Many know Kendrick Lamar as a fantastic concept artist, able to weave narratives with fantastic beats to create meaningful and fun albums. DAMN, Lamar’s 4th album, is a breath of fresh air that continues to break ground in storytelling.
2015’s To Pimp a Butterfly was heavily layered with jazzy instrumentals and complex storytelling. If TPAB was a grand, political and spoken-word/rap odyssey, DAMN is a conventional but rich rap album. It is not as sonically or topically cohesive as his previous work. However, it seems more fun and relaxed, despite the subject matter is still very serious.
Songs such as the punchy “DNA” and the even more political “XXX” are classic Kendrick, but “HUMBLE” comes out strong as a certified “banger.” A U2 feature would seem out of place, but this along with features from Rihanna and Zacari mesh well and add to their respective tracks.

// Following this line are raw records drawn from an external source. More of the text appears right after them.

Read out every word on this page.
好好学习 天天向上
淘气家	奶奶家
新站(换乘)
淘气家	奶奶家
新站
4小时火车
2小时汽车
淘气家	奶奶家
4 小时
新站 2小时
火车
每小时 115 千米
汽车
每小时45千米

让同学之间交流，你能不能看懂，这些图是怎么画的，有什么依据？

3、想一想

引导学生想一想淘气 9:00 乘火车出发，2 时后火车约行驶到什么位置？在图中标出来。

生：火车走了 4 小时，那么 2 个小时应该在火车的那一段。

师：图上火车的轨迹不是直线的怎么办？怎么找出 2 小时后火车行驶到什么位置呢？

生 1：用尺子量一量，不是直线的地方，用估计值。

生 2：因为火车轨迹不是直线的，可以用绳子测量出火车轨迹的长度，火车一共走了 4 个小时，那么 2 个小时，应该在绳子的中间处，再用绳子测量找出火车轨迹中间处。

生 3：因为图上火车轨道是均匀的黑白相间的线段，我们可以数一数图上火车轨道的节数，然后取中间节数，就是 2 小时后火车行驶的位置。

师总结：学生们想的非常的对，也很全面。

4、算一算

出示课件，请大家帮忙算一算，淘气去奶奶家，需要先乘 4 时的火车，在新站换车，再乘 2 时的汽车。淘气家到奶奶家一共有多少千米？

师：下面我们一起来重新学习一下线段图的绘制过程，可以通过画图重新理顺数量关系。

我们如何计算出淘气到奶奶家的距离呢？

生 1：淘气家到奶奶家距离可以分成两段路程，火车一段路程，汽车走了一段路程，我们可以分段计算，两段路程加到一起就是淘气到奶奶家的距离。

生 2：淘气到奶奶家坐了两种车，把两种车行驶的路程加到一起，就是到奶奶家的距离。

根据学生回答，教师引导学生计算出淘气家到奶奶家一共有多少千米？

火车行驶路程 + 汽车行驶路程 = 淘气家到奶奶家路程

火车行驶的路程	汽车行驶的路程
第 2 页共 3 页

Kendrick’s, or “Kung-Fu Kenny’s,” subjectivity is on full display on this album. While the songs may be more fun and “punchy” than TPAB, the concept and “storyline” for this record seems to be more morose. At its core, it is the default “rap” storyline with its tropes of rising up from poverty to a place of power and respect. This becomes clear on the song “DUCKWORTH,” where Kendrick remarks on the complexities and coincidences of life. His father, “Ducky”, worked at a KFC and his current record label manager, “Anthony,” had a run in of grave implications.

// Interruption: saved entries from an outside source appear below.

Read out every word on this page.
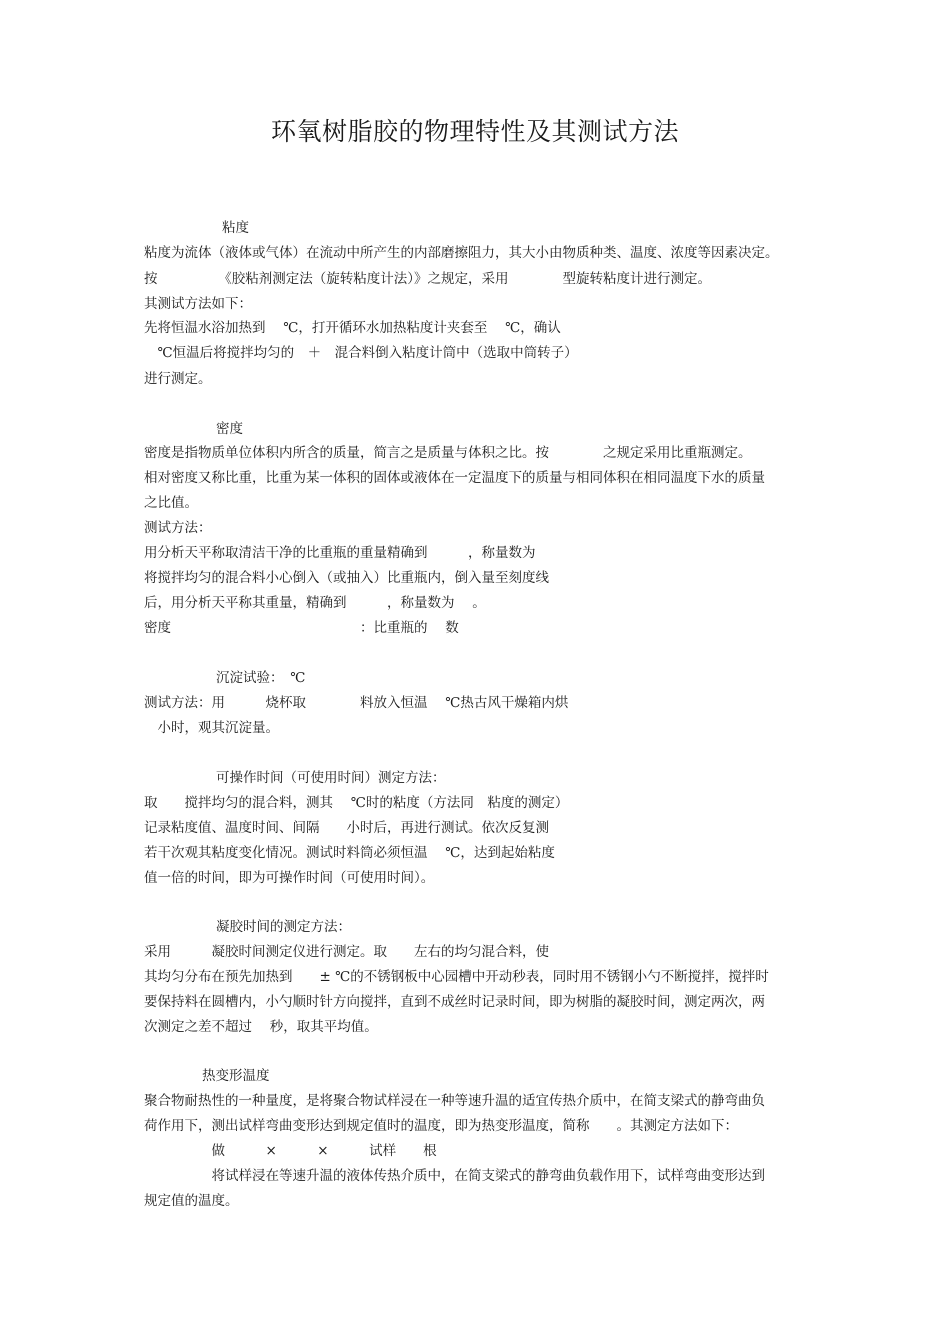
环氧树脂胶的物理特性及其测试方法
粘度
粘度为流体（液体或气体）在流动中所产生的内部磨擦阻力，其大小由物质种类、温度、浓度等因素决定。
按　　　　　《胶粘剂测定法（旋转粘度计法）》之规定，采用　　　　型旋转粘度计进行测定。
其测试方法如下：
先将恒温水浴加热到　 ℃，打开循环水加热粘度计夹套至　 ℃，确认
　℃恒温后将搅拌均匀的　＋　混合料倒入粘度计筒中（选取中筒转子）
进行测定。
密度
密度是指物质单位体积内所含的质量，简言之是质量与体积之比。按　　　　之规定采用比重瓶测定。
相对密度又称比重，比重为某一体积的固体或液体在一定温度下的质量与相同体积在相同温度下水的质量
之比值。
测试方法：
用分析天平称取清洁干净的比重瓶的重量精确到　　　，称量数为
将搅拌均匀的混合料小心倒入（或抽入）比重瓶内，倒入量至刻度线
后，用分析天平称其重量，精确到　　　，称量数为　 。
密度　　　　　　　　　　　　　　：比重瓶的　 数
沉淀试验：　℃
测试方法：用　　　烧杯取　　　　料放入恒温　 ℃热古风干燥箱内烘
　小时，观其沉淀量。
可操作时间（可使用时间）测定方法：
取　　搅拌均匀的混合料，测其　 ℃时的粘度（方法同　粘度的测定）
记录粘度值、温度时间、间隔　　小时后，再进行测试。依次反复测
若干次观其粘度变化情况。测试时料筒必须恒温　 ℃，达到起始粘度
值一倍的时间，即为可操作时间（可使用时间）。
凝胶时间的测定方法：
采用　　　凝胶时间测定仪进行测定。取　　左右的均匀混合料，使
其均匀分布在预先加热到　　± ℃的不锈钢板中心园槽中开动秒表，同时用不锈钢小勺不断搅拌，搅拌时
要保持料在圆槽内，小勺顺时针方向搅拌，直到不成丝时记录时间，即为树脂的凝胶时间，测定两次，两
次测定之差不超过　 秒，取其平均值。
热变形温度
聚合物耐热性的一种量度，是将聚合物试样浸在一种等速升温的适宜传热介质中，在简支梁式的静弯曲负
荷作用下，测出试样弯曲变形达到规定值时的温度，即为热变形温度，简称　　。其测定方法如下：
　　　　　做　　　×　　　×　　　试样　　根
　　　　　将试样浸在等速升温的液体传热介质中，在简支梁式的静弯曲负载作用下，试样弯曲变形达到
规定值的温度。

“If Anthony killed Ducky/ Top Dawg could be servin’ life/ while I grew up without a father and die in a gunfight.” As Kendrick remarks earlier on the track, “Life is one funny mother****.”
The album ends with a gunshot, and this serves as a stark reminder of all the “Kendricks” that could have been; the people that did end up dying through coincidence. This ending leaves listeners with a satisfying conclusion but leaves them thinking, as it rewinds to the intro track “BLOOD.”
Ultimately, this album is already one of the year’s best as it grips listener’s attention and provides powerful and rich tracks about Kendrick’s idea of the human condition.